Lorsque Geraldine Mbia Enu a fui en février 2018 le conflit séparatiste sévissant dans son village dans l'ouest du Cameroun, elle a marché avec ses trois enfants pendant sept jours à travers la brousse jusqu'au Nigeria voisin, la peur et la faim au ventre.
Et comme si cela ne suffisait pas, au premier jour de cet éreintant périple, Mme Mbia Enu a eu ses règles. "Quand nous avons fui, nous n'avons presque rien emporté avec nous", raconte cette femme de 33 ans.
Alors que les coups de feu entre l'armée et les séparatistes se rapprochaient de sa maison, elle a réuni ses affaires dans l'urgence, sans penser à prendre avec elle des protections hygiéniques, et s'est vue contrainte d'utiliser des langes de son bébé. "D'autres femmes découpaient des morceaux dans des tissus un peu absorbants qu'elles avaient emportés", se souvient-elle.
Mais une fois arrivées au Nigeria, loin des combats et de l'urgence, le cycle menstruel représente une difficulté de plus pour ces réfugiées camerounaises qui ont tout perdu – maison, emploi et sources de revenu – et doivent tout recommencer de zéro.
Depuis 2018, Magdalene Ajili vit dans un des trois camps de réfugiés établis à Ogoja, dans l'est du Nigeria, avec sa grand-mère de 86 ans, ses deux filles et leurs deux jeunes enfants.
"Je suis la cheffe de ménage", lance fièrement cette femme qui en fuyant en 2017 son village a perdu "la trace de son mari, qui a couru dans une autre direction".
"Nourrir ma famille"
"Aujourd'hui, je n'ai pas assez d'argent pour nourrir ma famille, je dois d'abord couvrir les besoins de mes enfants", explique-t-elle.
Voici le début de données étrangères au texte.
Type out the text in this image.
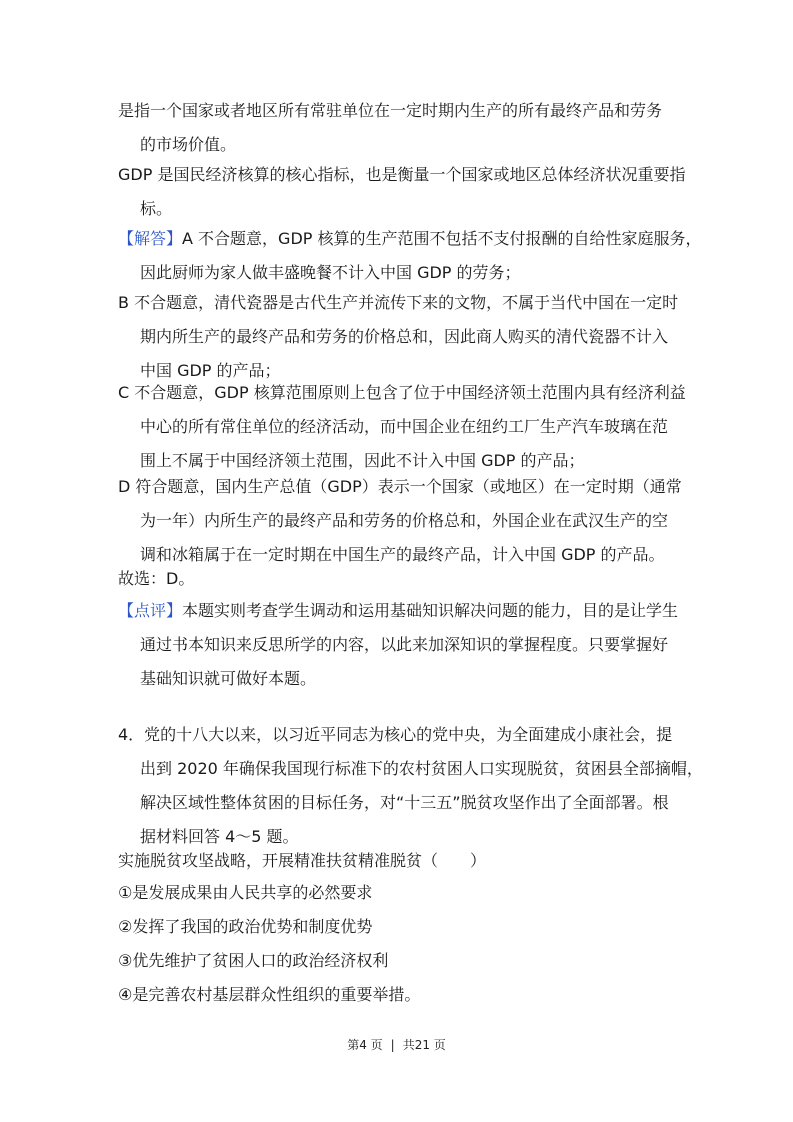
是指一个国家或者地区所有常驻单位在一定时期内生产的所有最终产品和劳务
的市场价值。
GDP 是国民经济核算的核心指标，也是衡量一个国家或地区总体经济状况重要指
标。
【解答】A 不合题意，GDP 核算的生产范围不包括不支付报酬的自给性家庭服务，
因此厨师为家人做丰盛晚餐不计入中国 GDP 的劳务；
B 不合题意，清代瓷器是古代生产并流传下来的文物，不属于当代中国在一定时
期内所生产的最终产品和劳务的价格总和，因此商人购买的清代瓷器不计入
中国 GDP 的产品；
C 不合题意，GDP 核算范围原则上包含了位于中国经济领土范围内具有经济利益
中心的所有常住单位的经济活动，而中国企业在纽约工厂生产汽车玻璃在范
围上不属于中国经济领土范围，因此不计入中国 GDP 的产品；
D 符合题意，国内生产总值（GDP）表示一个国家（或地区）在一定时期（通常
为一年）内所生产的最终产品和劳务的价格总和，外国企业在武汉生产的空
调和冰箱属于在一定时期在中国生产的最终产品，计入中国 GDP 的产品。
故选：D。
【点评】本题实则考查学生调动和运用基础知识解决问题的能力，目的是让学生
通过书本知识来反思所学的内容，以此来加深知识的掌握程度。只要掌握好
基础知识就可做好本题。
4．党的十八大以来，以习近平同志为核心的党中央，为全面建成小康社会，提
出到 2020 年确保我国现行标准下的农村贫困人口实现脱贫，贫困县全部摘帽，
解决区域性整体贫困的目标任务，对“十三五”脱贫攻坚作出了全面部署。根
据材料回答 4～5 题。
实施脱贫攻坚战略，开展精准扶贫精准脱贫（　　）
①是发展成果由人民共享的必然要求
②发挥了我国的政治优势和制度优势
③优先维护了贫困人口的政治经济权利
④是完善农村基层群众性组织的重要举措。
第4 页 | 共21 页
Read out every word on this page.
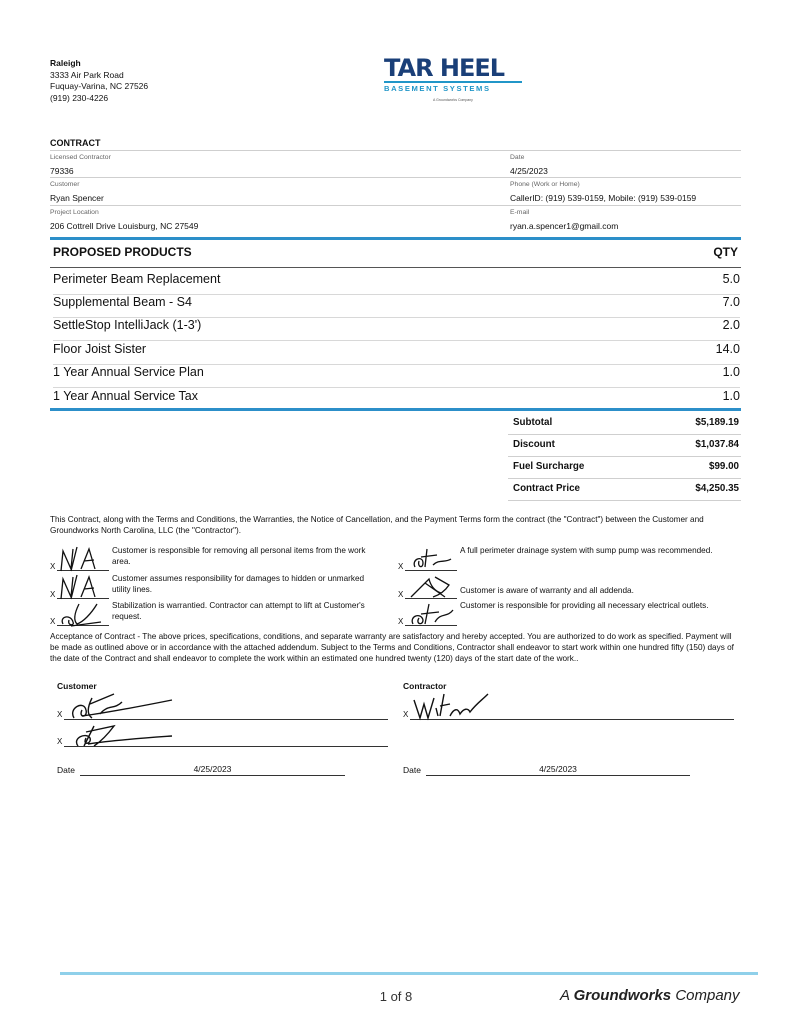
Raleigh
3333 Air Park Road
Fuquay-Varina, NC 27526
(919) 230-4226
TAR HEEL
BASEMENT SYSTEMS
A Groundworks Company
CONTRACT
Licensed Contractor
79336
Date
4/25/2023
Customer
Ryan Spencer
Phone (Work or Home)
CallerID: (919) 539-0159, Mobile: (919) 539-0159
Project Location
206 Cottrell Drive Louisburg, NC 27549
E-mail
ryan.a.spencer1@gmail.com
PROPOSED PRODUCTS	QTY
Perimeter Beam Replacement	5.0
Supplemental Beam - S4	7.0
SettleStop IntelliJack (1-3')	2.0
Floor Joist Sister	14.0
1 Year Annual Service Plan	1.0
1 Year Annual Service Tax	1.0
Subtotal	$5,189.19
Discount	$1,037.84
Fuel Surcharge	$99.00
Contract Price	$4,250.35
This Contract, along with the Terms and Conditions, the Warranties, the Notice of Cancellation, and the Payment Terms form the contract (the "Contract") between the Customer and Groundworks North Carolina, LLC (the "Contractor").
X
Customer is responsible for removing all personal items from the work area.
X
Customer assumes responsibility for damages to hidden or unmarked utility lines.
X
Stabilization is warrantied. Contractor can attempt to lift at Customer's request.
X
A full perimeter drainage system with sump pump was recommended.
X	Customer is aware of warranty and all addenda.
X
Customer is responsible for providing all necessary electrical outlets.
Acceptance of Contract - The above prices, specifications, conditions, and separate warranty are satisfactory and hereby accepted. You are authorized to do work as specified. Payment will be made as outlined above or in accordance with the attached addendum. Subject to the Terms and Conditions, Contractor shall endeavor to start work within one hundred fifty (150) days of the date of the Contract and shall endeavor to complete the work within an estimated one hundred twenty (120) days of the start date of the work..
Customer	Contractor
X
X
X
Date	4/25/2023	Date	4/25/2023
1 of 8	A Groundworks Company
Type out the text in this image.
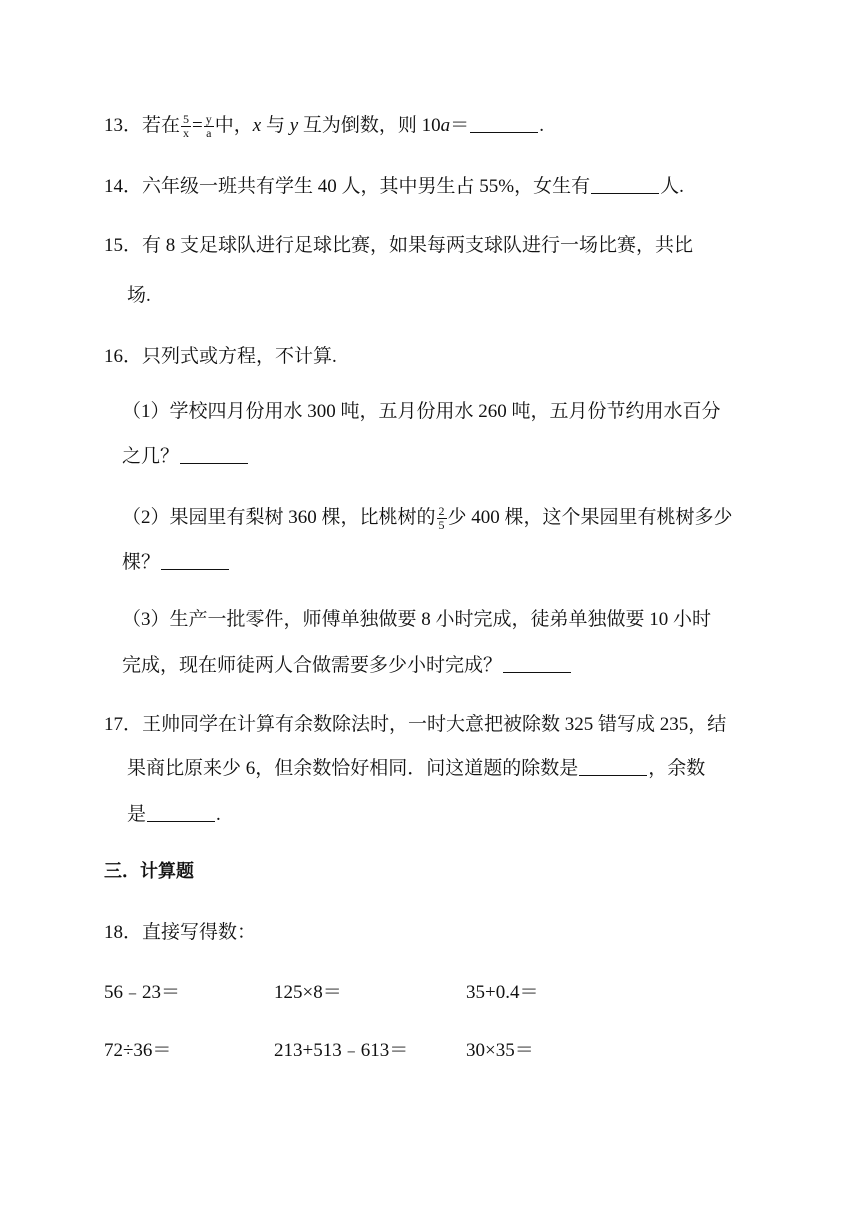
13．若在 $\frac{5}{x} = \frac{y}{a}$ 中，x 与 y 互为倒数，则 10a＝	.
14．六年级一班共有学生 40 人，其中男生占 55%，女生有	人.
15．有 8 支足球队进行足球比赛，如果每两支球队进行一场比赛，共比
场.
16．只列式或方程，不计算.
（1）学校四月份用水 300 吨，五月份用水 260 吨，五月份节约用水百分
之几？
（2）果园里有梨树 360 棵，比桃树的 $\frac{2}{5}$ 少 400 棵，这个果园里有桃树多少
棵？
（3）生产一批零件，师傅单独做要 8 小时完成，徒弟单独做要 10 小时
完成，现在师徒两人合做需要多少小时完成？
17．王帅同学在计算有余数除法时，一时大意把被除数 325 错写成 235，结
果商比原来少 6，但余数恰好相同．问这道题的除数是	，余数
是	.
三．计算题
18．直接写得数：
56﹣23＝	125×8＝	35+0.4＝
72÷36＝	213+513﹣613＝	30×35＝
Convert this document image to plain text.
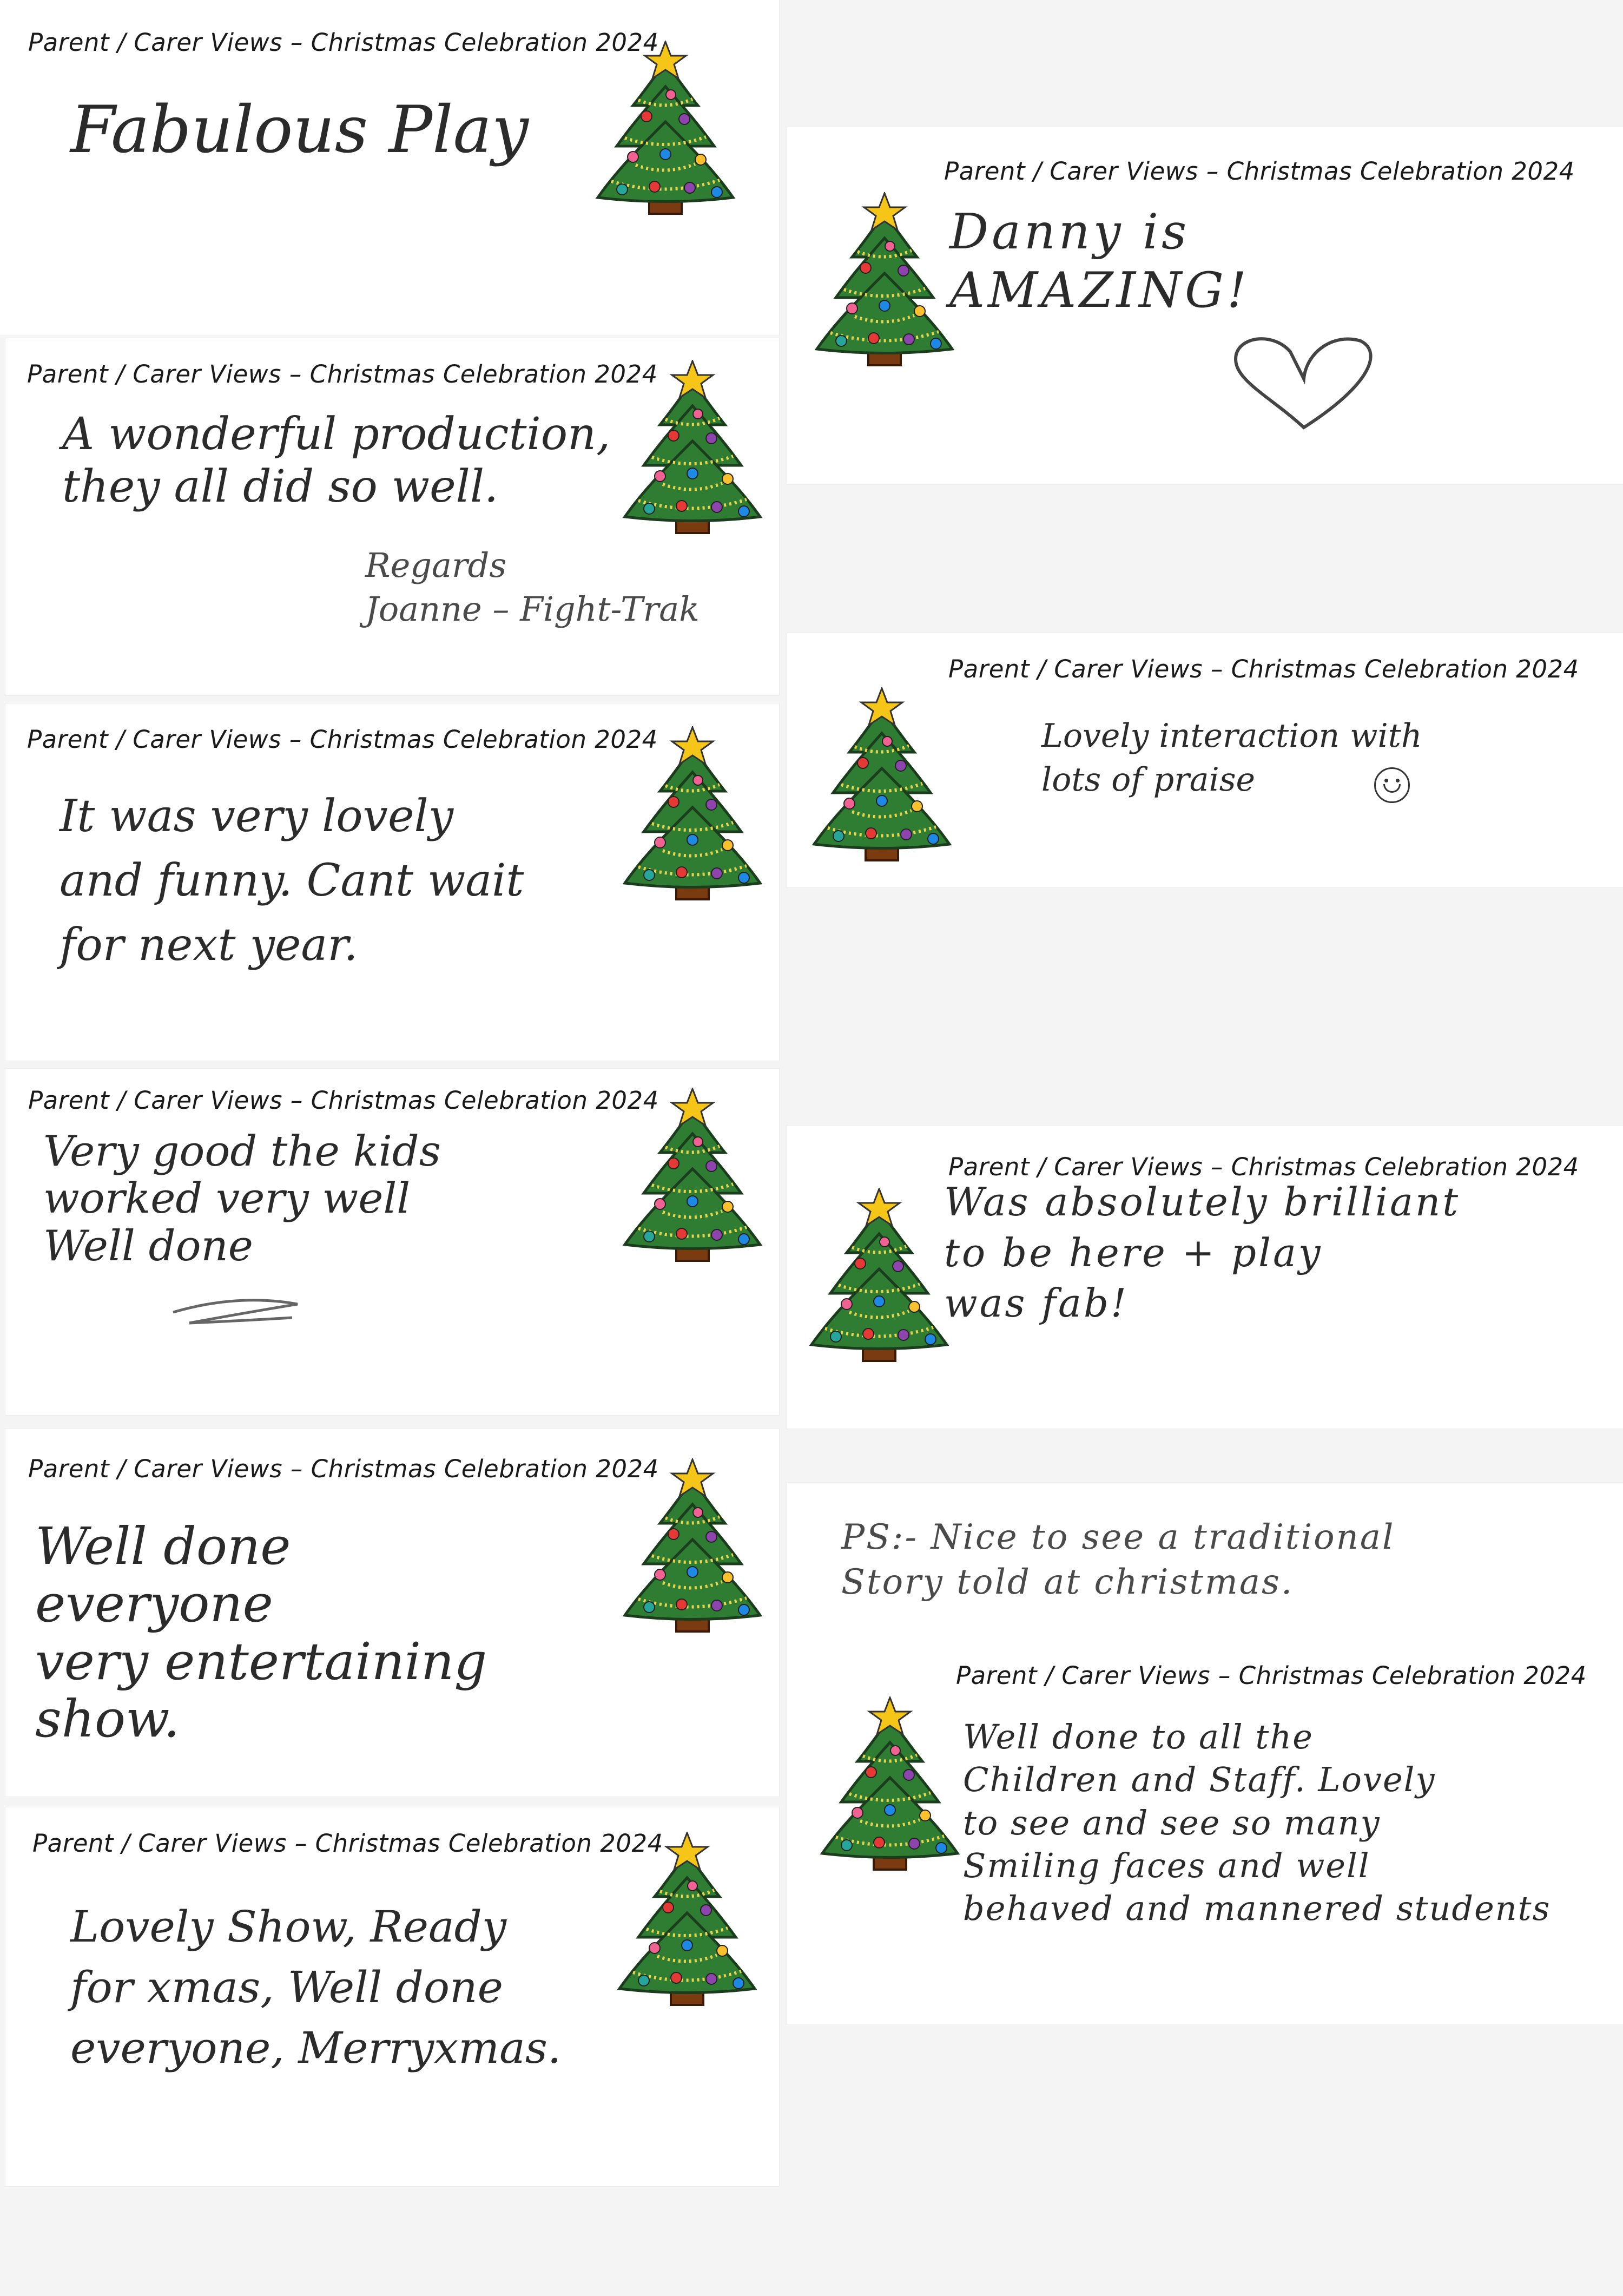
Parent / Carer Views – Christmas Celebration 2024
Fabulous Play
Parent / Carer Views – Christmas Celebration 2024
A wonderful production,
they all did so well.
Regards
Joanne – Fight-Trak
Parent / Carer Views – Christmas Celebration 2024
It was very lovely
and funny. Cant wait
for next year.
Parent / Carer Views – Christmas Celebration 2024
Very good the kids
worked very well
Well done
Parent / Carer Views – Christmas Celebration 2024
Well done
everyone
very entertaining
show.
Parent / Carer Views – Christmas Celebration 2024
Lovely Show, Ready
for xmas, Well done
everyone, Merryxmas.
Parent / Carer Views – Christmas Celebration 2024
Danny is
AMAZING!
Parent / Carer Views – Christmas Celebration 2024
Lovely interaction with
lots of praise
Parent / Carer Views – Christmas Celebration 2024
Was absolutely brilliant
to be here + play
was fab!
PS:- Nice to see a traditional
Story told at christmas.
Parent / Carer Views – Christmas Celebration 2024
Well done to all the
Children and Staff. Lovely
to see and see so many
Smiling faces and well
behaved and mannered students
Alors acheter des serviettes hygiéniques "est beaucoup trop cher" et loin d'être sa priorité.
Chaque réfugié camerounais au Nigeria reçoit du Haut Commissariat pour les Réfugiés (HCR) 2.600 nairas par mois (5,7 euros). Un paquet de serviettes hygiéniques coûte plus de 600 nairas (1,3 euros), soit un cinquième de ce budget mensuel.
"La plupart des réfugiées ne peuvent pas se le permettre", explique à l'AFP Mmone Moletsane, une responsable du HCR au Nigeria. Alors pour faire face à leurs besoins, l'agence onusienne et ses partenaires leur distribuent des serviettes hygiéniques lavables et réutilisables.
"Je préférais les jetables que l'on utilisait au Cameroun, mais celles-ci font l'affaire", explique Christabel, 16 ans.
Magdalene Ajili a aussi reçu un pack lors de son arrivée dans un des camps à Ogoja, et se dit plutôt satisfaite. Après trois ans d'utilisation, elle aimerait cependant en changer. "Elles commencent parfois à m'irriter", confie-t-elle.
Faute de fonds pour répondre à la crise, l'ONU et les associations humanitaires n'ont pas les moyens pour leur renouveler ces packs, ni même pour en distribuer à toutes les réfugiées.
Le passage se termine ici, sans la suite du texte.